As a composer, I am also interested in understanding both my own and others’ compositional processes, as well as exploring new and interesting ways to make music with computers. The Euterpea package for Haskell is ideal for these applications, since it supports note-level and also sound-level manipulation. The image on the right is a score-view of a few measures of MIDI output produced by some of my very early Euterpea-based software.
My current research project is a system called Kulitta. It is a modular algorithmic composition framework that can both generate novel music as an artificial intelligence agent as well as learn musical features from musical corpora – a task that mirrors learning by listening. Kulitta’s features include a new class of musical, parameterized grammars that incorporate some features of programming languages and an iterative approach to composition using topological chord spaces, which are a type of geometric representation for certain music theoretic concepts. Kulitta is implemented in Haskell and uses the Euterpea library.
Algorithmic Composition and Performance
There are many topics that fall under the broad label of “computer music research.” Two such areas are in algorithmic composition and performance. The following diagram gives an idea of the sort of systems that interest me:
Although not all music can be easily divided into a composition and a performance as distinct objects (soundscapes, for example, would not make this distinction), it is quite common in a lot of music that can be put into traditional Western notation. The performance and the composition are distinguished on the basis that there may be many good ways to interpret the composition’s dynamics, tempo, etc. The following two MP3s demonstrate the impact performance can have on a phrase.
The phrase in the examples above was algorithmically created (by Kulitta – see the next section). The computer performance sounds stiff and clunky, while the human-performed version flows more naturally. Because a composition can have many performances, some good and some bad, it is tricky to evaluate the quality of the underlying composition in a qualitative way. This is particularly true when pieces must be evaluated by ear rather than by analyzing a printed score. Trying to find a quantitative way to evaluate algorithmic compositions has been a subject of my research for the last year.
Even if we just consider Western music, or even just classical Western music, the box marked “Algorithm 1” in the figure above has a lot of sub-problems to consider. Generating harmonies, melodies, and rhythms are all potentially very difficult problems that may need to be addressed individually. Algorithmic possibilities include generative grammars, Markov Chains, fractals, and many others. Just as human composers must often be trained to improve compositional ability, machine learning approaches may also be employed, allowing a model to learn from some number of samples. This kind of learning ability may be especially useful for algorithms that are expected to cover many styles of music.

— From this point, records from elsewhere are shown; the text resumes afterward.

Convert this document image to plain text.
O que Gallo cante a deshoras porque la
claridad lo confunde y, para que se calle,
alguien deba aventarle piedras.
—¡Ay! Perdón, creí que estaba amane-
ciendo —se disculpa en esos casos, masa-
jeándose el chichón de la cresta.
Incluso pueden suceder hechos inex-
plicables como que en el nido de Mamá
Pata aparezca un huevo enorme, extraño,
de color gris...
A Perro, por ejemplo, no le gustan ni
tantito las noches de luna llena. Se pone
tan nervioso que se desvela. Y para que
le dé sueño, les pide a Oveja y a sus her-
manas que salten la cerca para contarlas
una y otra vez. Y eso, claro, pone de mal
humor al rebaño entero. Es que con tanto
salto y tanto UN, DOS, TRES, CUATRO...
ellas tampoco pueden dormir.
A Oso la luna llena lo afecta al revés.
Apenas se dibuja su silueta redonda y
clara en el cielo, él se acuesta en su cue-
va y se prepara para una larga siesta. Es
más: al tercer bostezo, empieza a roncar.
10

Another problem for both sides of the generative process is what kind of input data to use: existing music examples, rules from music theory, mathematical models, streams of random numbers, etc. Considering the wide number of input data and algorithmic possibilities (as well as the number of data structure and other representational issues involved) the fields of algorithmic composition and performance present a very large number of potential solutions to explore.